MMAAA receive legal letter requesting them to “cease and desist”

MMAAA receive legal letter requesting them to “cease and desist”

And so it begins. Just a week into its inception, the new fighter…

By Oscar Willis - 7 Dec 2016

And so it begins.

Just a week into its inception, the new fighter collective MMAAA has started to be involved in arduous legal matters. Today, the group sent out a press release stating that they had “received a ‘cease and desist’ letter from a group of lawyers seeking to stop the MMAAA from signing up fighters and sticking up for their rights against the UFC and its owners WME-IMG. The MMAAA will do no such thing. Those lawyers — who represent only a few fighters — are focused on getting some money out of one case, of which they seek a significant portion for themselves.

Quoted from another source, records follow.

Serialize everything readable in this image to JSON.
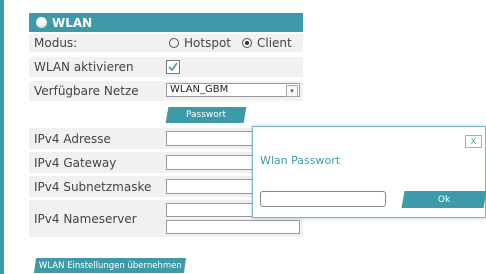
{
  "header": {
    "title": "WLAN"
  },
  "rows": {
    "modus": {
      "label": "Modus:",
      "options": [
        "Hotspot",
        "Client"
      ],
      "selected": "Client"
    },
    "wlan_aktivieren": {
      "label": "WLAN aktivieren",
      "checked": true
    },
    "netze": {
      "label": "Verfügbare Netze",
      "value": "WLAN_GBM"
    },
    "ipv4_adresse": {
      "label": "IPv4 Adresse"
    },
    "ipv4_gateway": {
      "label": "IPv4 Gateway"
    },
    "ipv4_subnetz": {
      "label": "IPv4 Subnetzmaske"
    },
    "ipv4_nameserver": {
      "label": "IPv4 Nameserver"
    }
  },
  "buttons": {
    "passwort": "Passwort",
    "apply": "WLAN Einstellungen übernehmen"
  },
  "dialog": {
    "title": "Wlan Passwort",
    "close": "X",
    "ok": "Ok",
    "password_value": ""
  },
  "colors": {
    "accent": "#3d9aa8",
    "row_bg": "#f1f1f1"
  }
}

“Those lawyers do not speak for anybody else, and certainly not the MMAAA and all the fighters the organisation represents now and will quickly go to represent in the sport.”

While the release states the group of lawyers had previous meetings with the MMAAA, it does not specify which group of lawyers the letter was sent from. However, appear to have obtained the message in question. They are reporting that those involved in the current UFC Class Action antitrust suit (a separate legal case against the MMA promotion that claims it is a monopoly) are behind the letter.

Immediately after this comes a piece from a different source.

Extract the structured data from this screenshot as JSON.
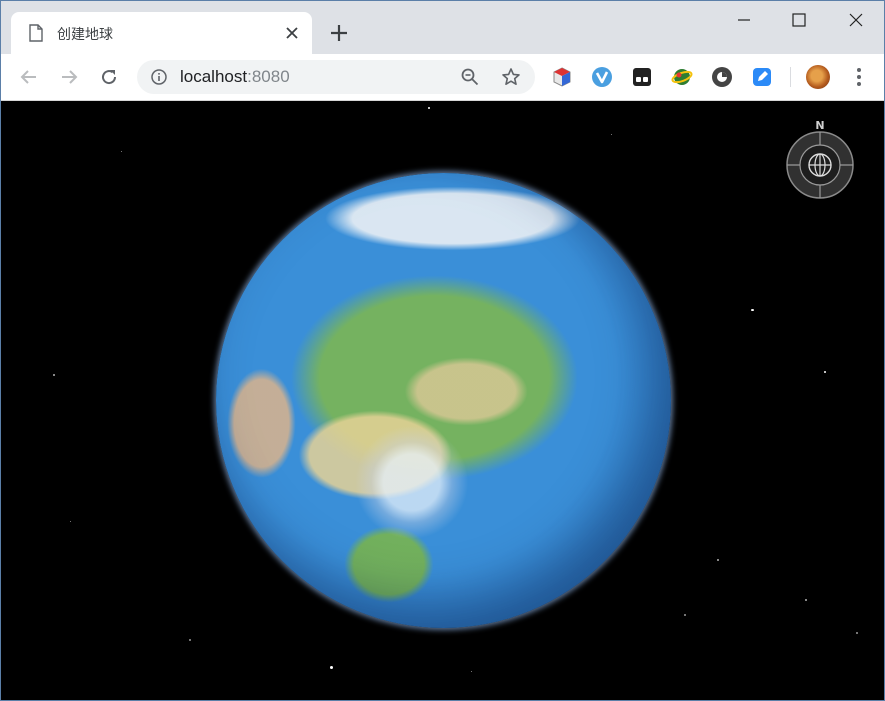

That document itself offers an interesting perspective on the role of the MMAAA, and particularly that of former Bellator promoter Bjorn Rebney, whose involvement with the fighter collective has raised eyebrows and drawn criticism.

In the letter, the UFC Class Action antitrust counsel reportedly stated to the MMAAA that by starting a rival collective and fighter cause against the UFC, they were only benefitting the promotion by causing a split amongst athletes in regards to which cause they should join.

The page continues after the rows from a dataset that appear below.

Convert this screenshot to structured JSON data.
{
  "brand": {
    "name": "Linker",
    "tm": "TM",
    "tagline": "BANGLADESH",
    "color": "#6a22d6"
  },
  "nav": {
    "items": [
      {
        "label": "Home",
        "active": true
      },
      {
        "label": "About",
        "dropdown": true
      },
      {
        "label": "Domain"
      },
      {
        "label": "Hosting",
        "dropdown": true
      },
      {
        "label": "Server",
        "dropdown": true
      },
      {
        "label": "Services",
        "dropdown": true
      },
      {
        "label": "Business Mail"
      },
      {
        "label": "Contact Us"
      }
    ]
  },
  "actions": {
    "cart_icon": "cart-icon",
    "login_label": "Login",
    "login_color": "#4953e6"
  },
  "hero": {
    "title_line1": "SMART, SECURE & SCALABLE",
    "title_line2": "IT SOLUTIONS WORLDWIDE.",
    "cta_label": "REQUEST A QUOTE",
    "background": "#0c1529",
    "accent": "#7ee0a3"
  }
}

“As you must be aware, establishing a rival group that attempts to recover for identical alleged past harms would only benefit Zuffa, presenting it with the option of paying the lowest bidder to resolve fighters’ claims,” BloodyElbow quotes the document as saying. “Your actions could also damage our efforts, through the UFC Class Action, to seek a binding court order putting an end to certain of Zuffa’s alleged anticompetitive misconduct in furtherance of the goal of creating a more competitive landscape for the sport, benefitting MMA fighters and fans alike. As you must be aware, the fighters are better off united than divided, and thus your attempts to sow division operate to no one’s advantage but Zuffa’s.”

Even more dramatic turn of events, the letter references the meeting between the two parties last year, and writes:

“Worse, as we both know—but which you have failed to disclose publicly—you, your investors, and your legal team had previously sought to be included in our efforts to prosecute the UFC Class Action—as long as you and your investors could share in any recovery.

“Indeed, well after the UFC Class Action was underway, at the invitation of Ken Pavia, Class Counsel agreed to attend an October 15, 2015, meeting with you (as the former CEO of Bellator), representatives of Creative Artists Agency (“CAA”), Mr. Pavia and your lawyers at the offices of CAA in New York.”

Should that narrative be true, what it appears to show is that Rebney and representatives of CAA (WME/IMG’s biggest rival in talent agency) were interested in getting involved with the UFC Class Action antitrust suit before a disagreement in terms caused them to move on separately with the MMAAA.

It raises questions about the nature of CAA’s involvement in proceedings, and could give credence to the theory that they’re looking to harm WME/IMG via attacking the UFC.